Step 4: Build request handling infrastructure
Set up intake methods (web form, email, phone number), identity verification procedures, response tracking systems, and internal workflows that can meet the 45-day response deadline consistently.
Step 5: Train your team
Everyone who handles consumer inquiries needs to recognize CCPA requests, route them correctly, and understand the consequences of mishandling them. Document your procedures and review them quarterly.
Step 6: Review vendor relationships
Audit your service providers, contractors, and third-party data relationships. Update contracts to include CCPA-required terms. Pay special attention to advertising technology vendors, as data shared for targeted advertising may qualify as "selling" or "sharing" under the CCPA.

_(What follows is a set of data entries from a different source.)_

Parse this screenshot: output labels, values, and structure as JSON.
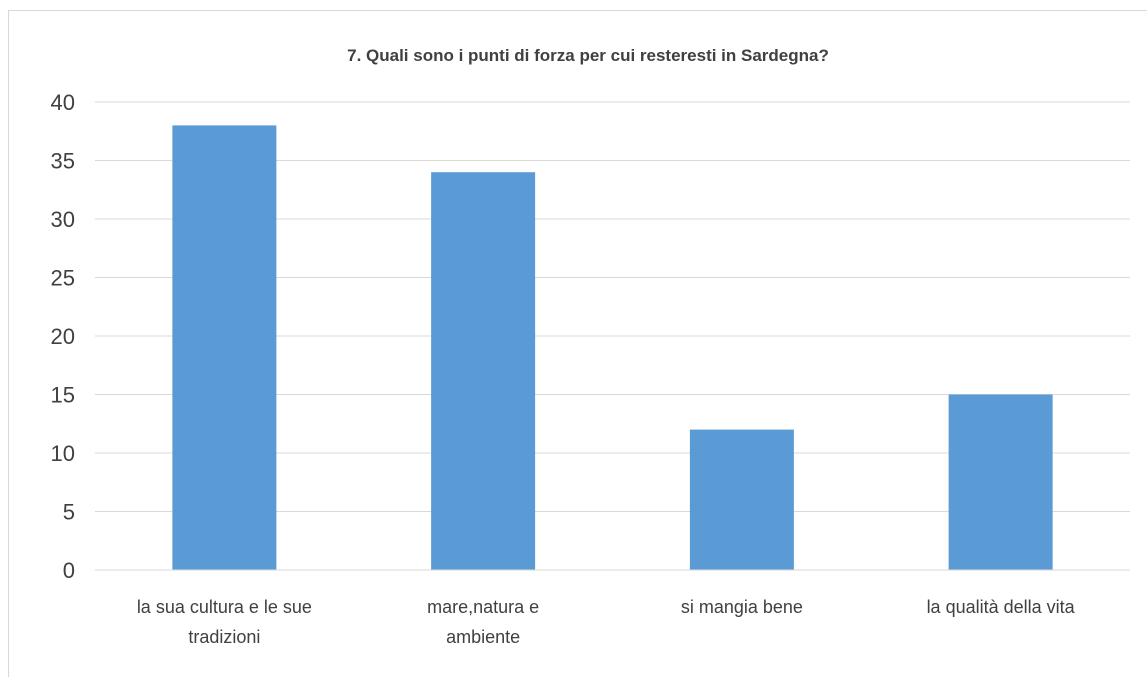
{
  "chart_data": {
    "type": "bar",
    "title": "7. Quali sono i punti di forza per cui resteresti in Sardegna?",
    "categories": [
      "la sua cultura e le sue tradizioni",
      "mare,natura e ambiente",
      "si mangia bene",
      "la qualità della vita"
    ],
    "values": [
      38,
      34,
      12,
      15
    ],
    "color": "#5b9bd5",
    "ylim": [
      0,
      40
    ],
    "yticks": [
      0,
      5,
      10,
      15,
      20,
      25,
      30,
      35,
      40
    ],
    "grid": true
  }
}
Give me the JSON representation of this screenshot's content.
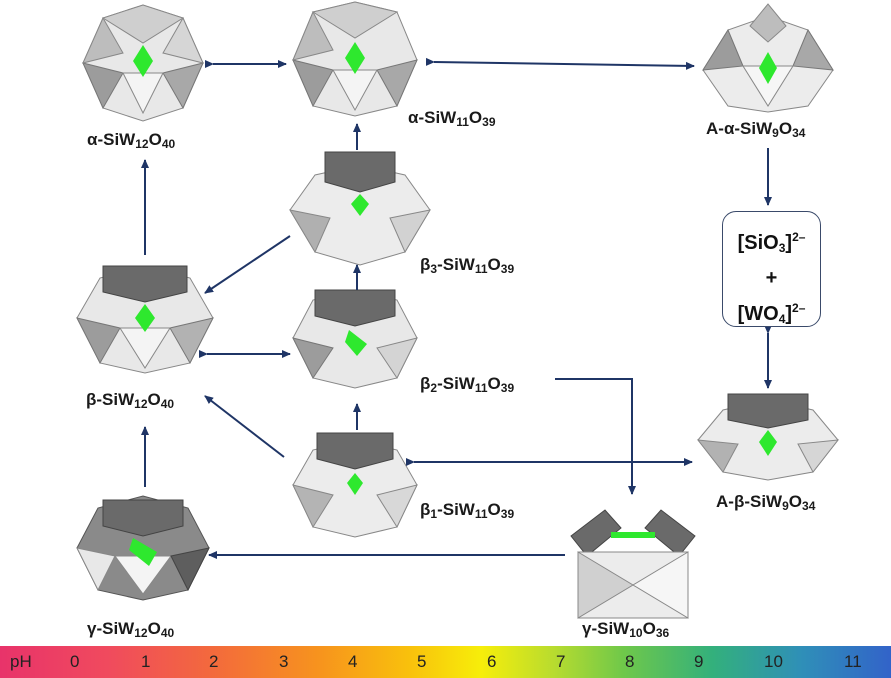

Frequently Asked Questions
What is the CCPA in simple terms?
The CCPA (California Consumer Privacy Act) is a California law that gives residents the right to know what personal information businesses collect about them, request its deletion, opt out of its sale, and not face discrimination for exercising these rights. It applies to for-profit businesses that meet specific revenue or data volume thresholds.
Does the CCPA apply to small businesses?
The CCPA only applies to for-profit businesses that meet at least one of three thresholds: annual gross revenue over $25 million, buying or selling the personal information of 100,000 or more consumers or households per year, or deriving 50% or more of annual revenue from selling or sharing personal information. Small businesses below all three thresholds are exempt, though they may still be covered by other privacy laws.
What is the difference between the CCPA and the CPRA?
The CPRA (California Privacy Rights Act) is an amendment to the CCPA that took effect on January 1, 2023, with enforcement beginning July 1, 2023. It added new rights (correction, limiting use of sensitive data), created the California Privacy Protection Agency (CPPA) as a dedicated enforcement body, introduced the concept of sensitive personal information, and expanded the definition of sharing to include cross-context behavioral advertising.
What are the penalties for CCPA violations?
Civil penalties for CCPA violations range from $2,500 per unintentional violation to $7,500 per intentional violation, enforced by the California Attorney General and the CPPA. Consumers also have a private right of action for data breaches involving unencrypted or unredacted personal information, with statutory damages of $100 to $750 per consumer per incident, or actual damages if higher.
Does the CCPA apply to businesses outside California?
Yes. The CCPA applies to any for-profit business that meets the applicability thresholds and collects personal information from California residents, regardless of where the business is physically located. A company in Texas, New York, or even outside the United States can be subject to the CCPA if it serves California consumers and meets the criteria.